141 F.2d 952 | 5th Cir. | 1944

PER CURIAM.

A reading of the record appellant has submitted with the motion for leave to file a mandamus makes it clear that appellant’s difficulties in obtaining its record arise out of a misapprehension on its part as to the course it should pursue. If it pursues the course clearly provided by Rule 75 of the Rules of Civil Procedure, 28 U.S.C.A. following section 723c, Record on Appeal to a Circuit Court of Appeals, no occasion will arise for resort to the mandamus it now seeks. That course does not require appellant to obtain approval by the court of the statement of the testimony it desires to designate for inclusion in the record on appeal. There was no stenographer, and under Rule 75(c) appellant was required to file with its designation a condensed statement in either question and answer or narrative form of the testimony it desires brought up. This may be all or a part of it, but if only a part is to be brought up, appellant must, under 75(d), serve with its designation a concise statement of the points on which it intends to rely. When the appellant has done this and filed it with the clerk, its responsibility is over and it is the duty of the clerk to transmit to the appellate court under his certificate whatever appellant designates for transmission. If the appellee wishes additional evidence or other matter brought up, it is its duty and not the appellant’s to designate it.

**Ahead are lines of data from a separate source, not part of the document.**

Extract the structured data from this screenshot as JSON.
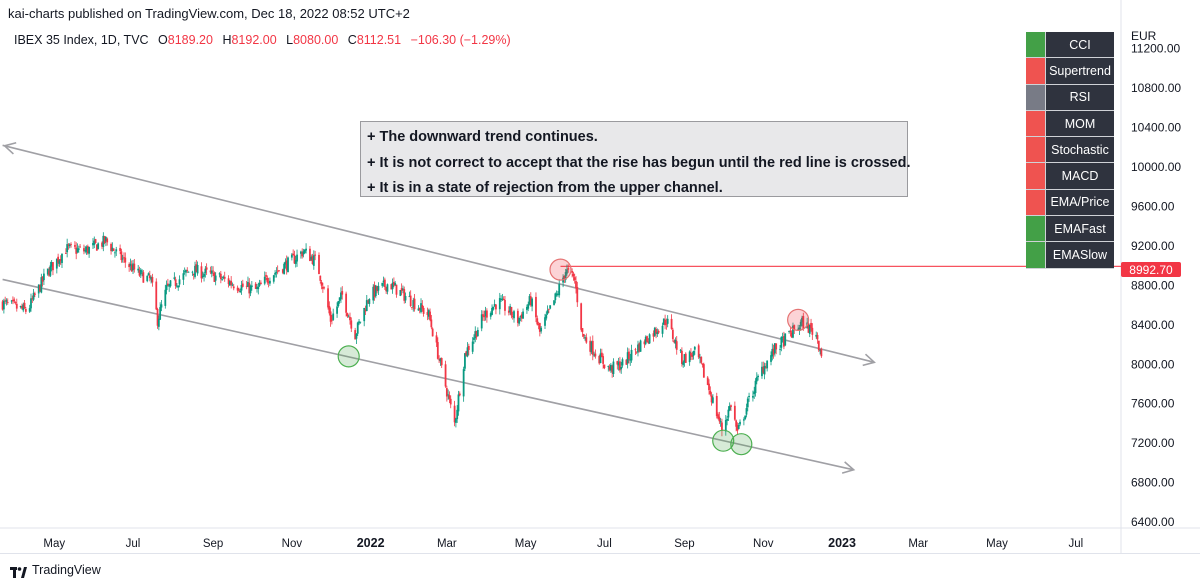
{
  "header": {
    "published": "kai-charts published on TradingView.com, Dec 18, 2022 08:52 UTC+2",
    "symbol": "IBEX 35 Index, 1D, TVC",
    "o_label": "O",
    "o_value": "8189.20",
    "h_label": "H",
    "h_value": "8192.00",
    "l_label": "L",
    "l_value": "8080.00",
    "c_label": "C",
    "c_value": "8112.51",
    "change": "−106.30 (−1.29%)"
  },
  "annotation": {
    "lines": [
      "+ The downward trend continues.",
      "+ It is not correct to accept that the rise has begun until the red line is crossed.",
      "+ It is in a state of rejection from the upper channel."
    ]
  },
  "signals": [
    {
      "name": "CCI",
      "color": "#43a047"
    },
    {
      "name": "Supertrend",
      "color": "#ef5350"
    },
    {
      "name": "RSI",
      "color": "#787b86"
    },
    {
      "name": "MOM",
      "color": "#ef5350"
    },
    {
      "name": "Stochastic",
      "color": "#ef5350"
    },
    {
      "name": "MACD",
      "color": "#ef5350"
    },
    {
      "name": "EMA/Price",
      "color": "#ef5350"
    },
    {
      "name": "EMAFast",
      "color": "#43a047"
    },
    {
      "name": "EMASlow",
      "color": "#43a047"
    }
  ],
  "price_tag": "8992.70",
  "footer": {
    "brand": "TradingView"
  },
  "colors": {
    "up": "#089981",
    "down": "#f23645",
    "channel": "#a0a0a5",
    "resistance": "#f7525f"
  },
  "chart_data": {
    "type": "candlestick",
    "currency": "EUR",
    "y_ticks": [
      "11200.00",
      "10800.00",
      "10400.00",
      "10000.00",
      "9600.00",
      "9200.00",
      "8800.00",
      "8400.00",
      "8000.00",
      "7600.00",
      "7200.00",
      "6800.00",
      "6400.00"
    ],
    "ylim": [
      6340,
      11450
    ],
    "x_labels": [
      {
        "label": "May",
        "date": "2021-05-01"
      },
      {
        "label": "Jul",
        "date": "2021-07-01"
      },
      {
        "label": "Sep",
        "date": "2021-09-01"
      },
      {
        "label": "Nov",
        "date": "2021-11-01"
      },
      {
        "label": "2022",
        "date": "2022-01-01",
        "bold": true
      },
      {
        "label": "Mar",
        "date": "2022-03-01"
      },
      {
        "label": "May",
        "date": "2022-05-01"
      },
      {
        "label": "Jul",
        "date": "2022-07-01"
      },
      {
        "label": "Sep",
        "date": "2022-09-01"
      },
      {
        "label": "Nov",
        "date": "2022-11-01"
      },
      {
        "label": "2023",
        "date": "2023-01-01",
        "bold": true
      },
      {
        "label": "Mar",
        "date": "2023-03-01"
      },
      {
        "label": "May",
        "date": "2023-05-01"
      },
      {
        "label": "Jul",
        "date": "2023-07-01"
      }
    ],
    "xlim": [
      "2021-03-20",
      "2023-08-05"
    ],
    "price_path": [
      [
        "2021-03-22",
        8620
      ],
      [
        "2021-04-10",
        8540
      ],
      [
        "2021-04-25",
        8920
      ],
      [
        "2021-05-10",
        9170
      ],
      [
        "2021-05-25",
        9150
      ],
      [
        "2021-06-10",
        9250
      ],
      [
        "2021-06-20",
        9100
      ],
      [
        "2021-07-05",
        8920
      ],
      [
        "2021-07-15",
        8850
      ],
      [
        "2021-07-20",
        8450
      ],
      [
        "2021-07-27",
        8760
      ],
      [
        "2021-08-15",
        8960
      ],
      [
        "2021-09-01",
        8900
      ],
      [
        "2021-09-20",
        8800
      ],
      [
        "2021-10-05",
        8750
      ],
      [
        "2021-10-15",
        8900
      ],
      [
        "2021-11-01",
        9050
      ],
      [
        "2021-11-10",
        9150
      ],
      [
        "2021-11-20",
        9040
      ],
      [
        "2021-11-26",
        8750
      ],
      [
        "2021-12-01",
        8450
      ],
      [
        "2021-12-10",
        8700
      ],
      [
        "2021-12-20",
        8300
      ],
      [
        "2021-12-31",
        8700
      ],
      [
        "2022-01-15",
        8820
      ],
      [
        "2022-02-01",
        8650
      ],
      [
        "2022-02-15",
        8500
      ],
      [
        "2022-02-24",
        8000
      ],
      [
        "2022-03-07",
        7400
      ],
      [
        "2022-03-15",
        8100
      ],
      [
        "2022-03-30",
        8500
      ],
      [
        "2022-04-10",
        8640
      ],
      [
        "2022-04-25",
        8450
      ],
      [
        "2022-05-05",
        8650
      ],
      [
        "2022-05-12",
        8320
      ],
      [
        "2022-05-25",
        8700
      ],
      [
        "2022-06-01",
        8950
      ],
      [
        "2022-06-08",
        8850
      ],
      [
        "2022-06-14",
        8300
      ],
      [
        "2022-06-25",
        8100
      ],
      [
        "2022-07-05",
        7950
      ],
      [
        "2022-07-15",
        8000
      ],
      [
        "2022-07-25",
        8150
      ],
      [
        "2022-08-10",
        8350
      ],
      [
        "2022-08-18",
        8450
      ],
      [
        "2022-08-30",
        8050
      ],
      [
        "2022-09-10",
        8120
      ],
      [
        "2022-09-20",
        7750
      ],
      [
        "2022-09-30",
        7340
      ],
      [
        "2022-10-07",
        7600
      ],
      [
        "2022-10-12",
        7300
      ],
      [
        "2022-10-20",
        7600
      ],
      [
        "2022-10-31",
        7950
      ],
      [
        "2022-11-10",
        8150
      ],
      [
        "2022-11-20",
        8280
      ],
      [
        "2022-12-01",
        8420
      ],
      [
        "2022-12-07",
        8360
      ],
      [
        "2022-12-12",
        8300
      ],
      [
        "2022-12-16",
        8112
      ]
    ],
    "upper_channel": [
      [
        "2021-03-22",
        10220
      ],
      [
        "2023-01-26",
        8020
      ]
    ],
    "lower_channel": [
      [
        "2021-03-22",
        8860
      ],
      [
        "2023-01-10",
        6930
      ]
    ],
    "resistance_line": {
      "price": 8992.7,
      "from": "2022-05-28"
    },
    "circles": [
      {
        "date": "2022-05-28",
        "price": 8960,
        "color": "red"
      },
      {
        "date": "2022-11-28",
        "price": 8450,
        "color": "red"
      },
      {
        "date": "2021-12-15",
        "price": 8080,
        "color": "green"
      },
      {
        "date": "2022-10-01",
        "price": 7225,
        "color": "green"
      },
      {
        "date": "2022-10-15",
        "price": 7190,
        "color": "green"
      }
    ]
  }
}
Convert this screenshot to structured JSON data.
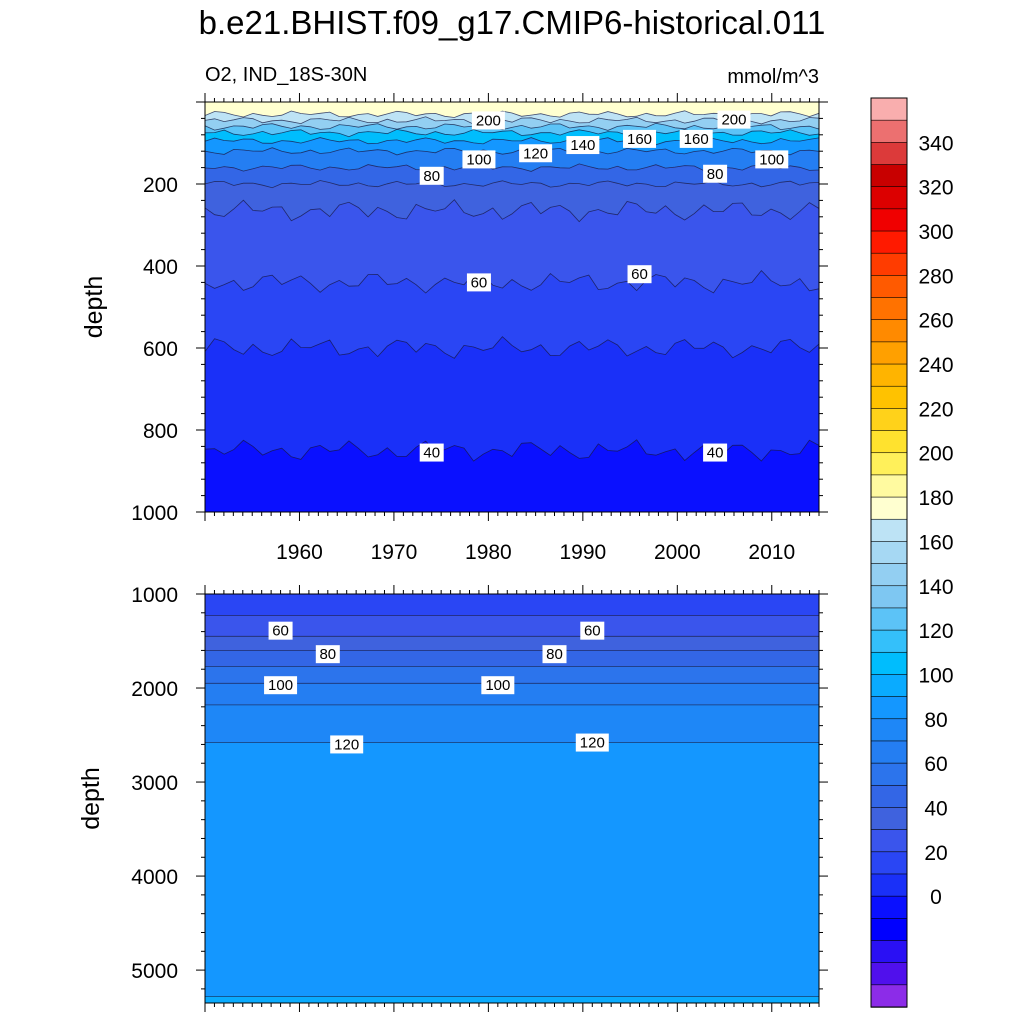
{
  "title": "b.e21.BHIST.f09_g17.CMIP6-historical.011",
  "left_subtitle": "O2, IND_18S-30N",
  "right_subtitle": "mmol/m^3",
  "chart_data": [
    {
      "type": "heatmap",
      "panel": "upper",
      "ylabel": "depth",
      "ylim": [
        1000,
        0
      ],
      "xlim": [
        1950,
        2015
      ],
      "x_ticks": [
        "1960",
        "1970",
        "1980",
        "1990",
        "2000",
        "2010"
      ],
      "y_ticks": [
        "200",
        "400",
        "600",
        "800",
        "1000"
      ],
      "levels": [
        {
          "top": 0,
          "bottom": 30,
          "value": 210
        },
        {
          "top": 30,
          "bottom": 45,
          "value": 200
        },
        {
          "top": 45,
          "bottom": 60,
          "value": 180
        },
        {
          "top": 60,
          "bottom": 75,
          "value": 160
        },
        {
          "top": 75,
          "bottom": 95,
          "value": 140
        },
        {
          "top": 95,
          "bottom": 120,
          "value": 120
        },
        {
          "top": 120,
          "bottom": 160,
          "value": 100
        },
        {
          "top": 160,
          "bottom": 200,
          "value": 80
        },
        {
          "top": 200,
          "bottom": 265,
          "value": 70
        },
        {
          "top": 265,
          "bottom": 440,
          "value": 60
        },
        {
          "top": 440,
          "bottom": 600,
          "value": 50
        },
        {
          "top": 600,
          "bottom": 850,
          "value": 40
        },
        {
          "top": 850,
          "bottom": 1000,
          "value": 30
        }
      ],
      "contour_labels": [
        {
          "text": "200",
          "x": 1980,
          "depth": 45
        },
        {
          "text": "200",
          "x": 2006,
          "depth": 43
        },
        {
          "text": "160",
          "x": 1996,
          "depth": 90
        },
        {
          "text": "160",
          "x": 2002,
          "depth": 90
        },
        {
          "text": "140",
          "x": 1990,
          "depth": 105
        },
        {
          "text": "120",
          "x": 1985,
          "depth": 125
        },
        {
          "text": "100",
          "x": 1979,
          "depth": 140
        },
        {
          "text": "100",
          "x": 2010,
          "depth": 140
        },
        {
          "text": "80",
          "x": 1974,
          "depth": 180
        },
        {
          "text": "80",
          "x": 2004,
          "depth": 175
        },
        {
          "text": "60",
          "x": 1979,
          "depth": 440
        },
        {
          "text": "60",
          "x": 1996,
          "depth": 420
        },
        {
          "text": "40",
          "x": 1974,
          "depth": 855
        },
        {
          "text": "40",
          "x": 2004,
          "depth": 855
        }
      ]
    },
    {
      "type": "heatmap",
      "panel": "lower",
      "ylabel": "depth",
      "ylim": [
        5350,
        1000
      ],
      "xlim": [
        1950,
        2015
      ],
      "y_ticks": [
        "1000",
        "2000",
        "3000",
        "4000",
        "5000"
      ],
      "levels": [
        {
          "top": 1000,
          "bottom": 1230,
          "value": 50
        },
        {
          "top": 1230,
          "bottom": 1450,
          "value": 60
        },
        {
          "top": 1450,
          "bottom": 1600,
          "value": 70
        },
        {
          "top": 1600,
          "bottom": 1770,
          "value": 80
        },
        {
          "top": 1770,
          "bottom": 1950,
          "value": 90
        },
        {
          "top": 1950,
          "bottom": 2180,
          "value": 100
        },
        {
          "top": 2180,
          "bottom": 2580,
          "value": 110
        },
        {
          "top": 2580,
          "bottom": 5280,
          "value": 120
        },
        {
          "top": 5280,
          "bottom": 5350,
          "value": 130
        }
      ],
      "contour_labels": [
        {
          "text": "60",
          "x": 1958,
          "depth": 1390
        },
        {
          "text": "60",
          "x": 1991,
          "depth": 1390
        },
        {
          "text": "80",
          "x": 1963,
          "depth": 1640
        },
        {
          "text": "80",
          "x": 1987,
          "depth": 1640
        },
        {
          "text": "100",
          "x": 1958,
          "depth": 1970
        },
        {
          "text": "100",
          "x": 1981,
          "depth": 1970
        },
        {
          "text": "120",
          "x": 1965,
          "depth": 2600
        },
        {
          "text": "120",
          "x": 1991,
          "depth": 2580
        }
      ]
    }
  ],
  "colorbar": {
    "labels": [
      "340",
      "320",
      "300",
      "280",
      "260",
      "240",
      "220",
      "200",
      "180",
      "160",
      "140",
      "120",
      "100",
      "80",
      "60",
      "40",
      "20",
      "0"
    ],
    "colors": [
      "#f9aeae",
      "#ec7070",
      "#dc3a3a",
      "#c80000",
      "#dc0000",
      "#f00000",
      "#ff1a00",
      "#ff3c00",
      "#ff5a00",
      "#ff7200",
      "#ff8a00",
      "#ffa000",
      "#ffb400",
      "#ffc200",
      "#ffd21a",
      "#ffe22e",
      "#fff05a",
      "#fffaa0",
      "#ffffd0",
      "#bde3f5",
      "#a6d8f3",
      "#93cff2",
      "#7ec7f2",
      "#5cc3f7",
      "#34c0fa",
      "#00bdfd",
      "#0aabff",
      "#1497ff",
      "#1e87f7",
      "#247ef2",
      "#2c74ec",
      "#3366e6",
      "#3f62de",
      "#3a55ec",
      "#2a46f4",
      "#1a30f8",
      "#0a10ff",
      "#0000ff",
      "#2a10f4",
      "#5010ec",
      "#8c2ce8"
    ]
  }
}
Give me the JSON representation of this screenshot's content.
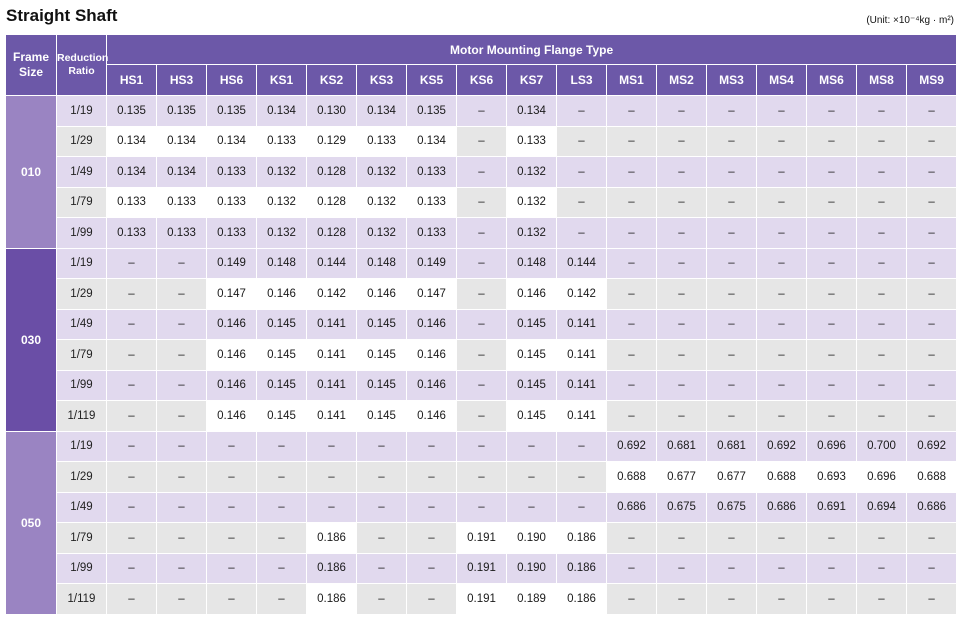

Under these rules, the appellant has no duty to secure the approval of the district judge to the matter it desires to designate. The district judge has no duty to certify the record. The record is made up from the designations of appellant and appellee, and the district judge has no function in certifying to the correctness of these designations. By Rule 75(h), however, which clearly provides that “It is not necessary for the record on appeal to be approved by the district court”, it is provided that “If any difference arises as to whether the record truly discloses what occurred in the district court, the difference shall be submitted to and settled by that court, and the record made to conform to the truth”. The function, and the only function then, of the district judge in connection with the preparation of the record for appeal to this court is, on complaint of either party that matter designated for the record does not truly reflect what occurred, to correct that matter to make it so reflect. But this does not, as seems to have been supposed here, require or permit the district judge, by declining to certify whether the record is or is not complete, to prevent the appellant from having his designated record sent up without that approval. The district judge’s function and duty is performed when he settles as between the parties any differences that arise, not as to the completeness or fullness of the record but, as to whether any particular matter designated for inclusion in the record does, as far as it goes, truthfully state what occur*953red. In order to enable the judge to do this, it is the duty of the appellee to not merely make • general objections to the record appellant designates but to point out wherein the statement filed by the appellant is incorrect by furnishing in lieu of it the correct statement for which appellee contends. Cf. Middleton v. Hartford, C.C.A. 5, 119 F.2d 721, 724.

Because the rules, enabling the appellant to make its own designation, do not require the certificate of the judge, and do not permit the appellee, by putting up a general caveat, to obstruct the appeal, it is quite plain that by adhering to the rules appellant can obtain all the relief it desires without resorting to mandamus. The leave, therefore, to file the petition is denied.